Second, there is evidence that Houston told police officers
that they broke into Durisseau’s home to “f***” Durisseau in retaliation for
sleeping with Gerald’s girlfriend. While Houston testified that he was lying when
he made this statement to Detective Joseph, the jury was free to believe the
story Houston told shortly after the event rather than the story he told at trial.
See Chambers v. State,
805 S.W.2d 459, 461 (Tex. Crim. App. 1991) (stating rule that jury is sole
judge of credibility of witnesses, and may choose to believe or disbelieve all
or any part of witness’s testimony). This is particularly true in light of the
physical evidence—such as the damage to Durisseau’s back door, the blood on
Durisseau’s carpet, the bullet hole in Durisseau’s ceiling, and the shells from
Durisseau’s gun found inside Durisseau’s house—which is more consistent with
Houston getting shot after kicking in Durisseau’s back door and entering
Durisseau’s living room than with Houston getting shot on the back porch after
entering and exiting Durisseau’s home with permission as part of a drug deal. See Coleman
v. State, 832 S.W.2d 409, 414 (Tex. App.—Houston [1st Dist.] 1992,
pet. ref’d) (stating that jury could have disregarded accused’s entire
statement of what happened when it was inconsistent with physical evidence and
testimony of others).
With respect to the “aggravated” element of the intended
assault, there is legally sufficient evidence that Houston exhibited a gun.
Durisseau testified that Houston had a gun when he broke into Durisseau’s home.
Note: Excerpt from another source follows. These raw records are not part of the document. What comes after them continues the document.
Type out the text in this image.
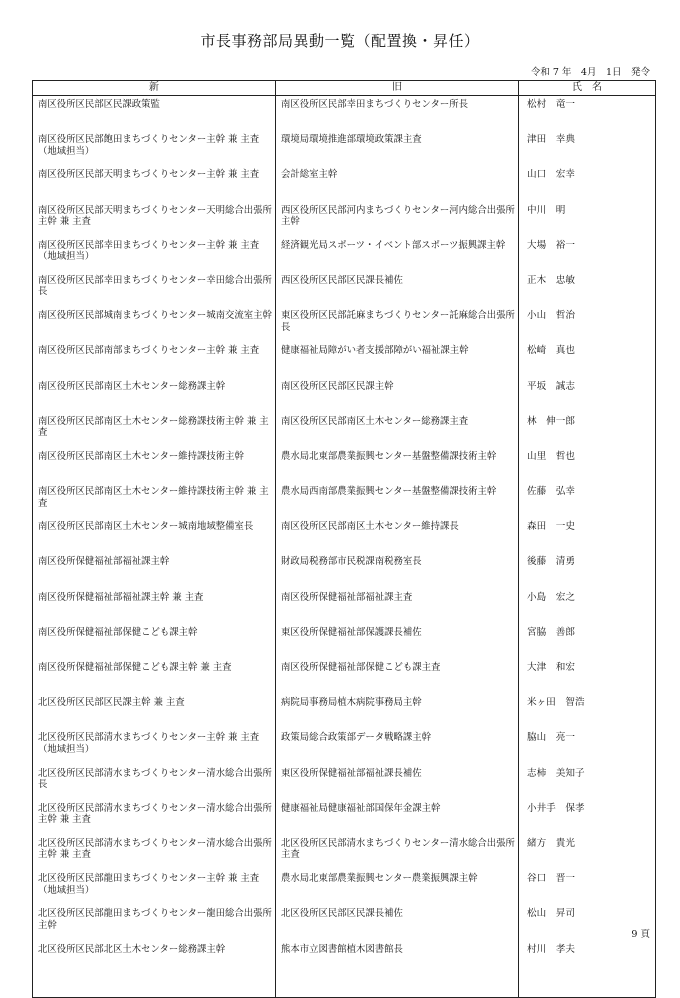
市長事務部局異動一覧（配置換・昇任）
令和 7 年　4月　1日　発令
新	旧	氏　名
南区役所区民部区民課政策監	南区役所区民部幸田まちづくりセンター所長	松村　竜一
南区役所区民部飽田まちづくりセンター主幹 兼 主査（地域担当）	環境局環境推進部環境政策課主査	津田　幸典
南区役所区民部天明まちづくりセンター主幹 兼 主査	会計総室主幹	山口　宏幸
南区役所区民部天明まちづくりセンター天明総合出張所主幹 兼 主査	西区役所区民部河内まちづくりセンター河内総合出張所主幹	中川　明
南区役所区民部幸田まちづくりセンター主幹 兼 主査（地域担当）	経済観光局スポーツ・イベント部スポーツ振興課主幹	大場　裕一
南区役所区民部幸田まちづくりセンター幸田総合出張所長	西区役所区民部区民課長補佐	正木　忠敏
南区役所区民部城南まちづくりセンター城南交流室主幹	東区役所区民部託麻まちづくりセンター託麻総合出張所長	小山　哲治
南区役所区民部南部まちづくりセンター主幹 兼 主査	健康福祉局障がい者支援部障がい福祉課主幹	松崎　真也
南区役所区民部南区土木センター総務課主幹	南区役所区民部区民課主幹	平坂　誠志
南区役所区民部南区土木センター総務課技術主幹 兼 主査	南区役所区民部南区土木センター総務課主査	林　伸一郎
南区役所区民部南区土木センター維持課技術主幹	農水局北東部農業振興センター基盤整備課技術主幹	山里　哲也
南区役所区民部南区土木センター維持課技術主幹 兼 主査	農水局西南部農業振興センター基盤整備課技術主幹	佐藤　弘幸
南区役所区民部南区土木センター城南地域整備室長	南区役所区民部南区土木センター維持課長	森田　一史
南区役所保健福祉部福祉課主幹	財政局税務部市民税課南税務室長	後藤　清勇
南区役所保健福祉部福祉課主幹 兼 主査	南区役所保健福祉部福祉課主査	小島　宏之
南区役所保健福祉部保健こども課主幹	東区役所保健福祉部保護課長補佐	宮脇　善郎
南区役所保健福祉部保健こども課主幹 兼 主査	南区役所保健福祉部保健こども課主査	大津　和宏
北区役所区民部区民課主幹 兼 主査	病院局事務局植木病院事務局主幹	米ヶ田　智浩
北区役所区民部清水まちづくりセンター主幹 兼 主査（地域担当）	政策局総合政策部データ戦略課主幹	脇山　亮一
北区役所区民部清水まちづくりセンター清水総合出張所長	東区役所保健福祉部福祉課長補佐	志柿　美知子
北区役所区民部清水まちづくりセンター清水総合出張所主幹 兼 主査	健康福祉局健康福祉部国保年金課主幹	小井手　保孝
北区役所区民部清水まちづくりセンター清水総合出張所主幹 兼 主査	北区役所区民部清水まちづくりセンター清水総合出張所主査	緒方　貴光
北区役所区民部龍田まちづくりセンター主幹 兼 主査（地域担当）	農水局北東部農業振興センター農業振興課主幹	谷口　晋一
北区役所区民部龍田まちづくりセンター龍田総合出張所主幹	北区役所区民部区民課長補佐	松山　昇司
北区役所区民部北区土木センター総務課主幹	熊本市立図書館植木図書館長	村川　孝夫

9 頁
Two witnesses saw Houston stumbling down the street in Durisseau’s neighborhood
and stop at a storm drain, at which time they heard something that sounded like
metal hitting the ground. The police retrieved a gun, a mask, and gloves from
the same storm drain. Houston was laying in the grass near the storm drain when
he was discovered by emergency personnel. Detective Nelson testified that
Houston admitted to having thrown his “stuff” down the storm drain. Although
Houston denied having made this statement, the jury was free to credit the
officer’s testimony and discredit Houston’s testimony. See Chambers, 805 S.W.2d at 461.
We overrule Houston’s sole issue.
Conclusion
We hold that the evidence is legally sufficient to support
the jury’s verdict. We therefore affirm the trial court’s judgment.
Harvey Brown
Justice
Panel
consists of Justices Jennings, Sharp, and Brown.
Do
not publish. Tex. R. App. P. 47.2(b).